I primi firmatari di questo Ddl, Pierantonio Zanettin (FI) e Ignazio Zullo (FdI), hanno proposto diversi emendamenti al loro testo base. In uno di questi si ribadisce che il Servizio Sanitario Nazionale debba rimanere fuori dalla procedura relativa al suicidio assistito aggiungendo che «in nessun caso la legge riconosce alla persona il diritto ad ottenere aiuto a morire».

Qualche considerazione su questo snodo concettuale. In primo luogo appare evidente che la legge, in modo contraddittorio, mira a distinguere tra la tutela di una supposta dignità nel fine vita e la promozione attiva del suicidio assistito, escludendo il coinvolgimento diretto del sistema pubblico in quest'ultima. In parole povere le legge è come se ti dicesse: ti permettiamo di morire, ma non chiedere allo Stato una mano. L’ipocrisia è palpabile perché la mano più rilevante all’aiuto al suicidio è già stata data dallo Stato approvando questa legge. È infatti grazie a tale norma che chi aiuterà qualcuno a togliersi la vita non finirà in galera. Lo Stato è già implicato nell’aiutare a togliersi la vita grazie soprattutto a questa legge. Pubblicamente lo Stato è complice della morte dei cittadini perché la permette, ma l’esecuzione avvenga solo in spazi privati. Ipocrisia, dunque, perché il governo delega al privato non in nome del principio di sussidiarietà, ma in nome di un vero e proprio puritanesimo di Stato: non vuole sporcarsi le mani con il sangue innocente. È come se Tizio chiedesse a Caio di uccidere Sempronio e Caio rispondesse: «Io non lo farei mai, ma ti posso indicare il nome di un conoscente disposto a farlo».

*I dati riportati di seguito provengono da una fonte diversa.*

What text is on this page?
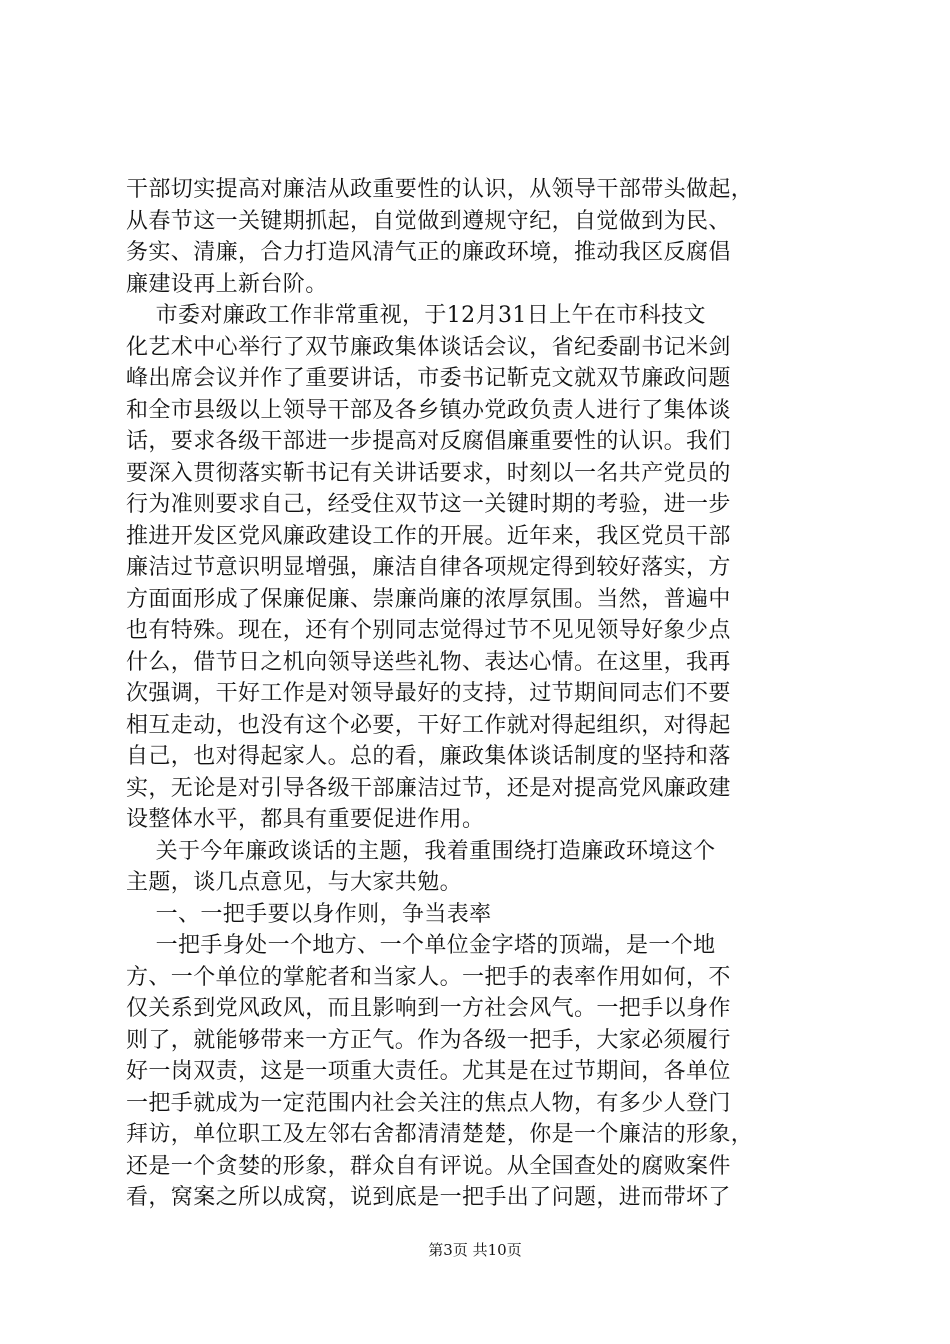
干部切实提高对廉洁从政重要性的认识，从领导干部带头做起，
从春节这一关键期抓起，自觉做到遵规守纪，自觉做到为民、
务实、清廉，合力打造风清气正的廉政环境，推动我区反腐倡
廉建设再上新台阶。
市委对廉政工作非常重视，于12月31日上午在市科技文
化艺术中心举行了双节廉政集体谈话会议，省纪委副书记米剑
峰出席会议并作了重要讲话，市委书记靳克文就双节廉政问题
和全市县级以上领导干部及各乡镇办党政负责人进行了集体谈
话，要求各级干部进一步提高对反腐倡廉重要性的认识。我们
要深入贯彻落实靳书记有关讲话要求，时刻以一名共产党员的
行为准则要求自己，经受住双节这一关键时期的考验，进一步
推进开发区党风廉政建设工作的开展。近年来，我区党员干部
廉洁过节意识明显增强，廉洁自律各项规定得到较好落实，方
方面面形成了保廉促廉、崇廉尚廉的浓厚氛围。当然，普遍中
也有特殊。现在，还有个别同志觉得过节不见见领导好象少点
什么，借节日之机向领导送些礼物、表达心情。在这里，我再
次强调，干好工作是对领导最好的支持，过节期间同志们不要
相互走动，也没有这个必要，干好工作就对得起组织，对得起
自己，也对得起家人。总的看，廉政集体谈话制度的坚持和落
实，无论是对引导各级干部廉洁过节，还是对提高党风廉政建
设整体水平，都具有重要促进作用。
关于今年廉政谈话的主题，我着重围绕打造廉政环境这个
主题，谈几点意见，与大家共勉。
一、一把手要以身作则，争当表率
一把手身处一个地方、一个单位金字塔的顶端，是一个地
方、一个单位的掌舵者和当家人。一把手的表率作用如何，不
仅关系到党风政风，而且影响到一方社会风气。一把手以身作
则了，就能够带来一方正气。作为各级一把手，大家必须履行
好一岗双责，这是一项重大责任。尤其是在过节期间，各单位
一把手就成为一定范围内社会关注的焦点人物，有多少人登门
拜访，单位职工及左邻右舍都清清楚楚，你是一个廉洁的形象，
还是一个贪婪的形象，群众自有评说。从全国查处的腐败案件
看，窝案之所以成窝，说到底是一把手出了问题，进而带坏了
第3页 共10页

C’è poi il tema del diritto ad ottenere l’aiuto a morire. Per i relatori pare che se l’aiuto viene da un privato non si possa parlare di diritto. Più in generale si sostiene che il Ddl non qualifichi il suicidio assistito come diritto. Le cose non stanno così. La legge in esame al Senato così come la sentenza 242/19 della Corte Costituzionale che ha aperto le porte al suicidio assistito legittima questa pratica, non solo la depenalizza.

I motivi sono plurimi. In primis la legge già nel titolo fa riferimento alla già citata pronuncia della Consulta, perché la stessa si presenta come strumento esecutivo del contenuto della sentenza, sentenza che fonda l’aiuto al suicidio sulla legge 219/17 che ha legittimato l’eutanasia. In quella legge chiedere la morte è un diritto e quindi la volontà di radicare l’aiuto al suicidio in quella legge non può che portarci a concludere che anche la richiesta di essere aiutato a morire è un diritto. In secondo luogo le condizioni e le procedure descritte nel Ddl si confanno più all’esercizio di un diritto che ad una configurazione di una condizione depenalizzante.
In terzo luogo è quasi certo che le richieste di essere aiutati a morire non accettate daranno il via in sede civile ad altrettante richieste di risarcimento per danni biologici o esistenziali. Ma se c’è un danno risarcibile vuol dire che soggiacente ad esso c’è un bene da tutelare, ossia un diritto. Se il giudice acconsente a risarcire Tizio perché non è riuscito ad accedere al suicidio assistito vuol dire che il suicidio assistito non è solo una condotta meramente depenalizzata, una mera facoltà di fatto, ma un vero e proprio diritto soggettivo.

Infine c’è un motivo pressoché insuperabile per sostenere che l’aiuto al suicidio è un diritto. È stata la stessa Corte costituzionale ad affermarlo apertis verbis nella recente sentenza 132/25 (clicca qui per un approfondimento). Ad un certo punto i giudici trattano del caso in cui una persona, che vuole accedere al suicidio assistito, non riesca a trovare i supporti idonei per realizzare questo suo proponimento. A tal proposito i giudici parlano di un «fatto che paralizza l’esercizio di un diritto». Il suicidio assistito è quindi definito come diritto dagli stessi giudici della Consulta.